We are facing two issues in a specific Dataflow pipeline. First, the pipeline is not generating logs at any stage of Apache Beam: neither the logs from the processing itself nor the ones I manually inserted into the steps. Additionally, we do not have information about input and output elements in the “Step Information” tab. However, we know the data is arriving, as the “Data Update by Steps” chart confirms the data is being received.
The second issue relates to sending data to the Pub/Sub topic. The “Push” subscription is able to receive messages, but the subscription configured to send data to BigQuery is not working. Some messages are being redirected to the Dead Letter topic, which also has a subscription for the same table as the original topic, aiming to ensure that the messages reach the database. However, the ideal scenario would be to have a single topic with a fully functional subscription.
Regarding the integration of the Dataflow pipeline with Pub/Sub delivery, although the data is theoretically formatted for delivery, we cannot be entirely sure that the formatting is correct, as there is no confirmation of arrival—neither through logs, the topic itself, nor the subscription.
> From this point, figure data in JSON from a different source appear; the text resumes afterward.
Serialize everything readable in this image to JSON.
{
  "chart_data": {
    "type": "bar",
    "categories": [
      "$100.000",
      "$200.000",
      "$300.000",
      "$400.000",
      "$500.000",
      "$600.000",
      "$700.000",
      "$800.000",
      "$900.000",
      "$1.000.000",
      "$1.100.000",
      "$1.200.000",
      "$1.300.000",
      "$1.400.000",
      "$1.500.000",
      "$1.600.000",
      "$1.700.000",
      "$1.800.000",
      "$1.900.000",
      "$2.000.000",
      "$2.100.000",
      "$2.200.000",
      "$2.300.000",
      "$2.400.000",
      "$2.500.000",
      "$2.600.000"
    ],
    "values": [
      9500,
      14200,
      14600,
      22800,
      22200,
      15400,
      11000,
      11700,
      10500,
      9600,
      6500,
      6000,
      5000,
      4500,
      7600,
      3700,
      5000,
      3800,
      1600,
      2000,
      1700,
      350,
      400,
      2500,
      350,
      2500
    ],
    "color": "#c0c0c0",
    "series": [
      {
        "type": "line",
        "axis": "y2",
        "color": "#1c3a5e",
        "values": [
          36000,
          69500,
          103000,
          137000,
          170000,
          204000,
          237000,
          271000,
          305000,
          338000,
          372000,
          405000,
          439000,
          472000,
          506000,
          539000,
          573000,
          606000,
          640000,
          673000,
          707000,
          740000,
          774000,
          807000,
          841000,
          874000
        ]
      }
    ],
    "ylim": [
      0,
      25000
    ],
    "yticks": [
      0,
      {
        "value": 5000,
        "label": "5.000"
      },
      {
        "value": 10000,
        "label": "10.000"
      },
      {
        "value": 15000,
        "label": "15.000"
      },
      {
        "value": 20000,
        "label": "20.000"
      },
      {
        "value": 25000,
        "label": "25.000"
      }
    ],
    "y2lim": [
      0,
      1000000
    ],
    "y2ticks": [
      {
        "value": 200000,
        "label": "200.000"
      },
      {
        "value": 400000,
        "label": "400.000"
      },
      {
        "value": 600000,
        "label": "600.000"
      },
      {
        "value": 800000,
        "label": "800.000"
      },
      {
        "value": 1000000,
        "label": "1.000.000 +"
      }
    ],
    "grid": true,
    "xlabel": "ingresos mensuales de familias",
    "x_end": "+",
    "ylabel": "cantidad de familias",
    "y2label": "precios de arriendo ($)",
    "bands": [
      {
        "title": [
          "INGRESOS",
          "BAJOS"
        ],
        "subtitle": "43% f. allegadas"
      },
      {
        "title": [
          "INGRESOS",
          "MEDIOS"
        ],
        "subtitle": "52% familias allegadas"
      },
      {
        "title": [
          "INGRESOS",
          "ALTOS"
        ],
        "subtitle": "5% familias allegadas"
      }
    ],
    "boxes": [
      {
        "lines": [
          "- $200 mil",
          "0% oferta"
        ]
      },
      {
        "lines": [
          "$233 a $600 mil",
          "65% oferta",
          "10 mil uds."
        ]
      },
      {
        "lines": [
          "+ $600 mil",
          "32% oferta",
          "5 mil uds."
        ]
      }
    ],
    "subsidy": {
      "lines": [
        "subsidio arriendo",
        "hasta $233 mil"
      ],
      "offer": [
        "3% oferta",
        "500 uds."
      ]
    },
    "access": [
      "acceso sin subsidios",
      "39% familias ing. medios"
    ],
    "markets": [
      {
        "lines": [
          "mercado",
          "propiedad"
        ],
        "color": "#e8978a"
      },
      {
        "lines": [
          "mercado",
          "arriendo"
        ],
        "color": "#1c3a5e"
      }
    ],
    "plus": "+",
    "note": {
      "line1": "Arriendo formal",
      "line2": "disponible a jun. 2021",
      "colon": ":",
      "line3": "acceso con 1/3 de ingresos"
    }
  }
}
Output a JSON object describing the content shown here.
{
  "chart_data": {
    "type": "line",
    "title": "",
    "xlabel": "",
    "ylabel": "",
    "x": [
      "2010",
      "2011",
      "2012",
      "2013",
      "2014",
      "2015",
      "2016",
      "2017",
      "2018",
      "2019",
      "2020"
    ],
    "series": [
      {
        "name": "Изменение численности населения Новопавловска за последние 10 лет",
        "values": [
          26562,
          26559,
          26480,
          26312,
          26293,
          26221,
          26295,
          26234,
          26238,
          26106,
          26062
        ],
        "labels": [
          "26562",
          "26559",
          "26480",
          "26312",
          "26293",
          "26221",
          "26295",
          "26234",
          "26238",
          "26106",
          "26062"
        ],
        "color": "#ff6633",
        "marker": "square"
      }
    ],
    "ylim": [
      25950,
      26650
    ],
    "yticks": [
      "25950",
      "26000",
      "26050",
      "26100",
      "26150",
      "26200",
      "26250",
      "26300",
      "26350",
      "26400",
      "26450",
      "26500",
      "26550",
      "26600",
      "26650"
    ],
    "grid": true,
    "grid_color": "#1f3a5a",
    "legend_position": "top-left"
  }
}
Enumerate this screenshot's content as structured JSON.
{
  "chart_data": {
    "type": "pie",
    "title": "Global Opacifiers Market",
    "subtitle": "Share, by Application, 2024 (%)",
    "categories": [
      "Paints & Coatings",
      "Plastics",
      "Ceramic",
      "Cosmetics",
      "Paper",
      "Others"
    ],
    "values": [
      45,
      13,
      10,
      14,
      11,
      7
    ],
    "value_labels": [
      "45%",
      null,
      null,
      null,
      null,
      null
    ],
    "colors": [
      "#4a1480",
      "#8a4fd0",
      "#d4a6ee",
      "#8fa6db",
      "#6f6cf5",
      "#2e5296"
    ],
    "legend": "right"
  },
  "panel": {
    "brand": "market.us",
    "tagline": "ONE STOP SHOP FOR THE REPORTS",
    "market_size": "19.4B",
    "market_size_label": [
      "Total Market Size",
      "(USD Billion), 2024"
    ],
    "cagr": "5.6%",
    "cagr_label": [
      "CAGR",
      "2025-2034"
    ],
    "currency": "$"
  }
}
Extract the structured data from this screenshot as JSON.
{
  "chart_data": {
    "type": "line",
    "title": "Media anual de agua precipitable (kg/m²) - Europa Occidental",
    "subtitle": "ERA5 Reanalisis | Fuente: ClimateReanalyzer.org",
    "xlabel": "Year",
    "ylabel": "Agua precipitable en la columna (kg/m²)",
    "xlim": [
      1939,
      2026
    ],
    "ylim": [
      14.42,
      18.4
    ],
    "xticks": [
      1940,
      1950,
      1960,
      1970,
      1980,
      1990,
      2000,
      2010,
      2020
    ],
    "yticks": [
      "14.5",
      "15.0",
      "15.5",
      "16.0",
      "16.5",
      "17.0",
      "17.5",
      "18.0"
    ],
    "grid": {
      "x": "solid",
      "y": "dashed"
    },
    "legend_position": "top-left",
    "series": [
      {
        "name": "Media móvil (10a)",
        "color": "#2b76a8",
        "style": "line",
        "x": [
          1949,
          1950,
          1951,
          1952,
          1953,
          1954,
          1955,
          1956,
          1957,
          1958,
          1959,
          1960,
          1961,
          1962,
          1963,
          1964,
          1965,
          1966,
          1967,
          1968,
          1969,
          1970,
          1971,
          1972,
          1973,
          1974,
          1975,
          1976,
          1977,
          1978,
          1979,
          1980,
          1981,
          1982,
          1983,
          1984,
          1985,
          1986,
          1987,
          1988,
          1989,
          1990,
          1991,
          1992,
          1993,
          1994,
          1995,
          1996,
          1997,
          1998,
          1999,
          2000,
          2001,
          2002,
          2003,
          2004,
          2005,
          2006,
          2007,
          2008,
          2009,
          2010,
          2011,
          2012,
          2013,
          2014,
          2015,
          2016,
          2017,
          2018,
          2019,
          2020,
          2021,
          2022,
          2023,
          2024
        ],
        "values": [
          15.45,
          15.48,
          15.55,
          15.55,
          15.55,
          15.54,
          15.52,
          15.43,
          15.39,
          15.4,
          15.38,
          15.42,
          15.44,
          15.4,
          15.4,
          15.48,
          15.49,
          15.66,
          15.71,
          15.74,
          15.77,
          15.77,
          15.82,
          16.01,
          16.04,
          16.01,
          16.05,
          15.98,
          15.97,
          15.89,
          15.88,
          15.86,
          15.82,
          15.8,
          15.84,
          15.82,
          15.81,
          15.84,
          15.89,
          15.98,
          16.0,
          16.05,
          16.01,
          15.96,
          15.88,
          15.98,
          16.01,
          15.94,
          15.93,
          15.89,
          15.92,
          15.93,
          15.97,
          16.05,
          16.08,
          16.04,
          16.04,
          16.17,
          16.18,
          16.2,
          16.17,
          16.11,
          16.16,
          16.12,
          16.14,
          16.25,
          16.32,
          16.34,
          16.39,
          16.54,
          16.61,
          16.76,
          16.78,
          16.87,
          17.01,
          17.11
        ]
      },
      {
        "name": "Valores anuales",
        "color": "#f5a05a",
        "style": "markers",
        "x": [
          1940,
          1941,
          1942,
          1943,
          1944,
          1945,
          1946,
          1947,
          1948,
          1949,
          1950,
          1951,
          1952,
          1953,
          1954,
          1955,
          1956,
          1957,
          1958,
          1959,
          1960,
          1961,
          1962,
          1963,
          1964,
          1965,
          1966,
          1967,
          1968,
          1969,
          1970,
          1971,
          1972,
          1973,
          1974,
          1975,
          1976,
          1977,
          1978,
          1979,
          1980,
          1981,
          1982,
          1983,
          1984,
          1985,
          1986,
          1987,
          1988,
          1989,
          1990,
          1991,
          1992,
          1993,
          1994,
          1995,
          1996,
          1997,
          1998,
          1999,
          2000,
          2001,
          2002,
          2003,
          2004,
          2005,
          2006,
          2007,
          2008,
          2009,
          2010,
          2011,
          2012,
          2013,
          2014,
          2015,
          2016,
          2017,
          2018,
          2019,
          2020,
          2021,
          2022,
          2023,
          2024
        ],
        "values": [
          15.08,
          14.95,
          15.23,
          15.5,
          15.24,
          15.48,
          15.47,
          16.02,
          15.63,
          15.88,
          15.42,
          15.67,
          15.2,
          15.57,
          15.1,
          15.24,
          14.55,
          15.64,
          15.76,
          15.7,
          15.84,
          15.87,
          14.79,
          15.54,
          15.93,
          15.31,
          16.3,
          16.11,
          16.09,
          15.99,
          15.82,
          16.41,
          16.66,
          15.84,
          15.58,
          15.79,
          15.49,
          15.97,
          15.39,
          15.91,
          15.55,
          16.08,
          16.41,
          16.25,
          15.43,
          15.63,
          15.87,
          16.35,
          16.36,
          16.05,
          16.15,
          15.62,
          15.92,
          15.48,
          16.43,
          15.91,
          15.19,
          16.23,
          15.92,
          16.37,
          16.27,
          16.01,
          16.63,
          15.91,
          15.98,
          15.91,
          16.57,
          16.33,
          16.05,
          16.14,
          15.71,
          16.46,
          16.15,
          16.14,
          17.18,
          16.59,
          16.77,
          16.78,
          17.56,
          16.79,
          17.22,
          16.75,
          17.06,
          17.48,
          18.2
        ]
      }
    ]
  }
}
Multiple issues on your Dataflow pipeline based on Apache Beam can stem from various reasons. Here are some suggestions that may help resolve the issues in your Dataflow pipeline:
Issue #1: Pipeline not generating Logs:
Log Exclusion Filter: Ensure that there are no exclusion filters containing resource.type=“dataflow_step” in your logs router.
_Default sink: Ensure that _Default sink is enabled in Cloud Logging.
Log Levels: Check if worker log levels are properly configured in your pipeline code and ensure your log messages are set at the appropriate level.
Roles and Permissions: Ensure your service account running the Dataflow jobs has a proper IAM role that can write log entries. You can consider using roles/logging.logWriter.
Dead-letter Topic: Since some of your messages were being redirected to a dead-letter topic, this possibly suggests that there might be integration issues between your Pub/Sub and BigQuery. Ensure that there are no data format issues or schema mismatches between Pub/Sub data and BigQuery and use consistent field names and data types.
If the issue persists, I recommend reaching out to Google Cloud Support for further assistance, as they can provide insights into whether this behavior is specific to your project.